Death was the ultimate end of life that awaits everyone. We can’t do anything about it. Nothing better or less that we can do to overcome death. It is a pending event for everyone, regardless of the pain we keep for the loss of a loved one. Death is a universal phenomenon, as Ratana Nanda Bhante, a Burmese Buddhist scholar in Sri Lanka, noted:

“… and in fact it also makes me more reflective about life [you] are having now. But his universal phenomena, they are all supposed to decay, they are supposed to end with death. this is the call[ed] Dhamma niyama – means rules of nature. I believe, that you could also feel. So I have no words to give you, to feel comfort[able].”

‘Dhamma niyama’ is worth keeping in mind as I reflect on the painful loss of my sister and rebuild my life anew.

Because whatever we do, we do it for life, because it’s over soon. And it is better to be good because goodness nourishes life more than bad actions that frustrate it. In a way, the death of a loved one is a learning opportunity: through death we realize the powerful divine truth of life and develop in it. The Buddhist text brings this out in Dhammapada 129-130, which stipulates that “all beings fear death, all love life, so who can you hurt, what harm can you do?”

For both Christians and positive psychologists, whatever bad events happen, there are special revelations and good reasons for them.
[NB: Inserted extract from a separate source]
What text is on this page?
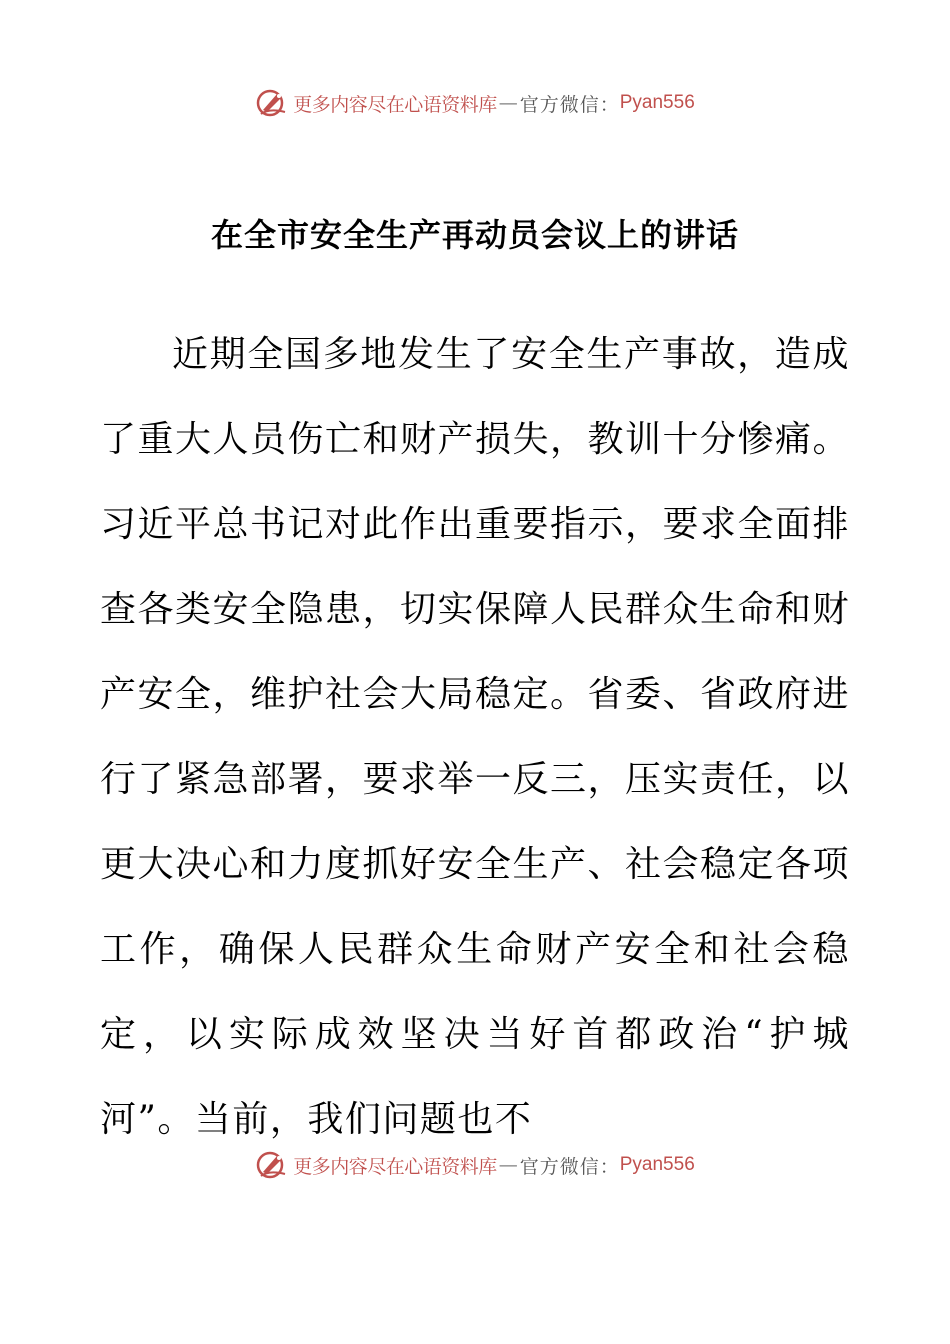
更多内容尽在心语资料库 — 官方微信： Pyan556
在全市安全生产再动员会议上的讲话

近期全国多地发生了安全生产事故，造成了重大人员伤亡和财产损失，教训十分惨痛。习近平总书记对此作出重要指示，要求全面排查各类安全隐患，切实保障人民群众生命和财产安全，维护社会大局稳定。省委、省政府进行了紧急部署，要求举一反三，压实责任，以更大决心和力度抓好安全生产、社会稳定各项工作，确保人民群众生命财产安全和社会稳定，以实际成效坚决当好首都政治“护城河”。当前，我们问题也不

更多内容尽在心语资料库 — 官方微信： Pyan556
In fact, times were becoming so difficult and hostile to the survival of the rest of the family that Regina trusted completely. Our mother, the primary caregiver, fell ill around the same time Regina’s conditions worsened and we had run out of funds. More about a remote relative could not help. A Christian friend, Golyan Emma, ​​energized me spiritually when she said, “Well, you have to be strong because sometimes we are tested and God has a reason why certain things happen.”

Now I understand what it means to lose a loved one. As I await my last moment and the end of my life, I say to you, my sister, Regina, “you lived innocently in pain and died for reasons that were not your own. Your vulnerability deserved better and sustainable support from family and community “. Unfortunately, the world had become a sophisticated place for all of us, so much so that you couldn’t get by as much as your family. You will always have the deepest love of us and a great presence in our lives. This will guide us to strive to improve. lives, in a world so full of adversaries. Rest in peace.”

The humble family of the late Regina Kizza hopes to host a Regina Kizza Memorial Lecture and community events to draw lessons from her life, strengthen the family’s capacity to live and overcome the socioeconomic challenges that failed in sustained support for Regina, and start a foundation. to help poor families effectively care for disabled members, a life Regina lived for 31 years. We hope that friends and supporters will join us in this arduous task and show compassion, kindness and goodwill to family and other vulnerable people fighting for their lives, the best legacy we only have behind us when life ends.